Helen Zille cautiously optimistic, but MK has changed political terrain in Joburg

‘There are many Zulu speakers in Gauteng and in Johannesburg in particular, and a lot of them voted for MK,’ said Zille

Helen Zille. Picture: THULANI MBELE.
Helen Zille. Picture: THULANI MBELE.

DA federal council chair Helen Zille is cautiously optimistic about the party’s electoral showing in Johannesburg in the 2026 municipal polls, but has warned that the emergence of the MK party continued to shift the political terrain in the city. 

The DA named Zille as its mayoral candidate for Johannesburg in 2026, with the aim of consolidating its support in the city, which has been bogged down by unstable coalitions. 

President Cyril Ramaphosa led a national executive delegation that met the Johannesburg executive council in March as part of efforts to aimed at addressing service delivery challenges in a metro that is responsible for 16% of SA’s GDP and employs 12% of the national workforce.

The DA’s polling, which has previously been accurate, suggests that if South Africans voted today, the ANC would not get more than 20% of the vote in Johannesburg.

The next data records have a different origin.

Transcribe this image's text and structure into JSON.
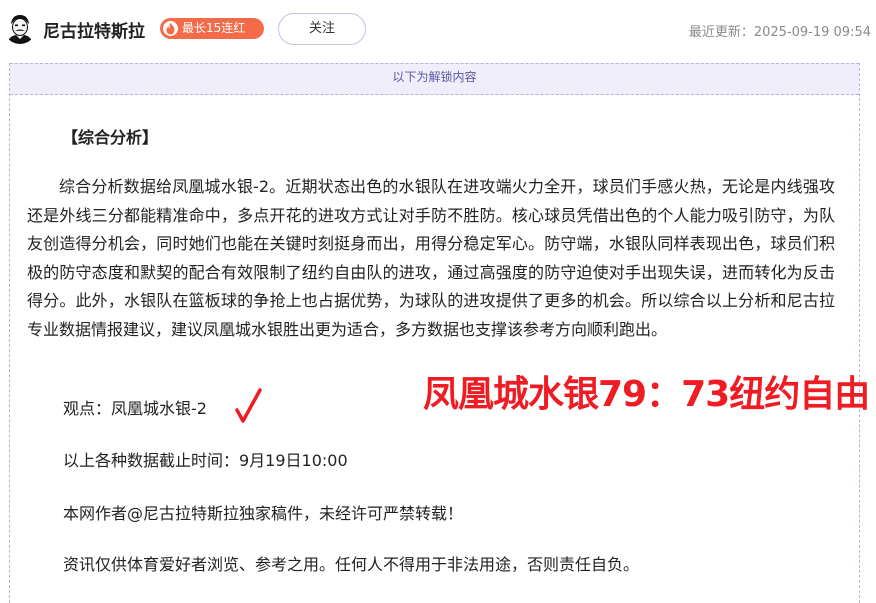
{
  "header": {
    "author_name": "尼古拉特斯拉",
    "streak_badge": "最长15连红",
    "follow_label": "关注",
    "update_time": "最近更新：2025-09-19 09:54"
  },
  "content": {
    "unlock_notice": "以下为解锁内容",
    "section_title": "【综合分析】",
    "analysis_text": "综合分析数据给凤凰城水银-2。近期状态出色的水银队在进攻端火力全开，球员们手感火热，无论是内线强攻还是外线三分都能精准命中，多点开花的进攻方式让对手防不胜防。核心球员凭借出色的个人能力吸引防守，为队友创造得分机会，同时她们也能在关键时刻挺身而出，用得分稳定军心。防守端，水银队同样表现出色，球员们积极的防守态度和默契的配合有效限制了纽约自由队的进攻，通过高强度的防守迫使对手出现失误，进而转化为反击得分。此外，水银队在篮板球的争抢上也占据优势，为球队的进攻提供了更多的机会。所以综合以上分析和尼古拉专业数据情报建议，建议凤凰城水银胜出更为适合，多方数据也支撑该参考方向顺利跑出。",
    "viewpoint": "观点：凤凰城水银-2",
    "check_mark": "√",
    "cutoff_time": "以上各种数据截止时间：9月19日10:00",
    "copyright": "本网作者@尼古拉特斯拉独家稿件，未经许可严禁转载！",
    "disclaimer": "资讯仅供体育爱好者浏览、参考之用。任何人不得用于非法用途，否则责任自负。"
  },
  "result_overlay": "凤凰城水银79：73纽约自由",
  "colors": {
    "accent_purple": "#5c55a6",
    "banner_bg": "#f0eefb",
    "badge_orange": "#f46b4a",
    "result_red": "#ef1d23"
  },
  "icons": {
    "avatar": "author-avatar-tesla-portrait",
    "badge": "fire-icon"
  }
}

In an interview with Business Day, Zille acknowledged the disruptive force of MK, which under former president Jacob Zuma has drawn strong support among Zulu nationalist voters. MK emerged as the third-largest party in the 2024 general election, with its main support coming from KwaZulu-Natal, Gauteng and Mpumalanga. 

“MK really has captured the Zulu nationalist market and there are many Zulu speakers in Gauteng and in Johannesburg in particular and a lot of them voted for MK,” she said.

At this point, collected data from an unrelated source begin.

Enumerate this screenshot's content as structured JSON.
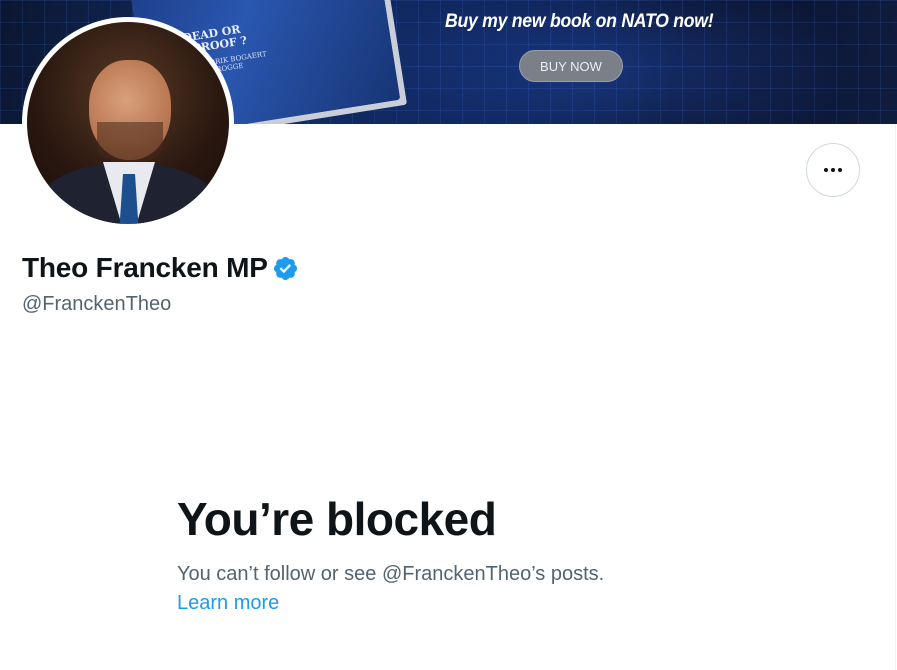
{
  "banner": {
    "book_title_lines": [
      "-DEAD OR",
      "E-PROOF ?"
    ],
    "book_authors_lines": [
      "N, HENDRIK BOGAERT",
      "ER BUYSROGGE"
    ],
    "promo_text": "Buy my new book on NATO now!",
    "buy_button_label": "BUY NOW"
  },
  "profile": {
    "display_name": "Theo Francken MP",
    "handle": "@FranckenTheo",
    "verified": true,
    "verified_color": "#1d9bf0"
  },
  "blocked": {
    "title": "You’re blocked",
    "description": "You can’t follow or see @FranckenTheo’s posts.",
    "learn_more_label": "Learn more"
  },
  "colors": {
    "text_primary": "#0f1419",
    "text_secondary": "#536471",
    "link": "#1d9bf0"
  },
  "icons": {
    "more": "more-horizontal-icon",
    "verified": "verified-badge-icon"
  }
}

“MK is not new on the scene. They voted for MK last year in the election and there was a significant number of them. So clearly that does impact the political terrain.”

She, however, stopped short of possibly partnering with MK despite the traction the party has gained with voters in the 2024 general elections. “I think it’ll be highly unlikely, if not impossible, for us to do any kind of coalition with MK. But they do shape the political terrain to a certain extent,” she said.

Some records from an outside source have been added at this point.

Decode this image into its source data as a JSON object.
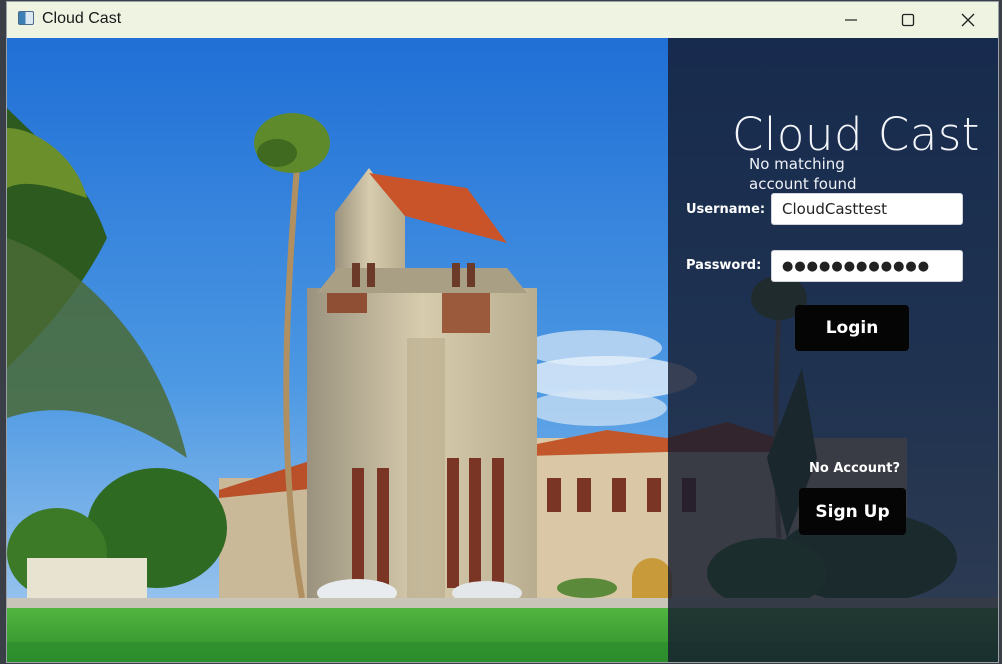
{
  "window": {
    "title": "Cloud Cast",
    "controls": {
      "minimize": "minimize-icon",
      "maximize": "maximize-icon",
      "close": "close-icon"
    }
  },
  "login": {
    "app_title": "Cloud Cast",
    "error_message": "No matching account found",
    "username_label": "Username:",
    "username_value": "CloudCasttest",
    "password_label": "Password:",
    "password_value": "●●●●●●●●●●●●",
    "login_button": "Login",
    "no_account_text": "No Account?",
    "signup_button": "Sign Up"
  },
  "colors": {
    "titlebar": "#eef3e2",
    "panel_overlay": "#161c30",
    "button": "#050505",
    "sky": "#2f7fd9",
    "grass": "#3fa63a"
  }
}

Last year Zille described the EFF as the DA’s main competitor, predicting that SA would polarise between centrist forces and the radical left. She still holds that view.

“The EFF can be joined by other parties. They have been joined by other parties. They’ve been joined by MK. Now, obviously they’re different parties, they have different leaders, but they have the same broad political philosophy,” she said.

“The party believes that it should control the state, and once it controls the state, it should control the economy ... So they pretty much one of the same political philosophy and now they’re in that particular corner of the triangle that I always used to draw, and we’re trying to create the counterweight to that.”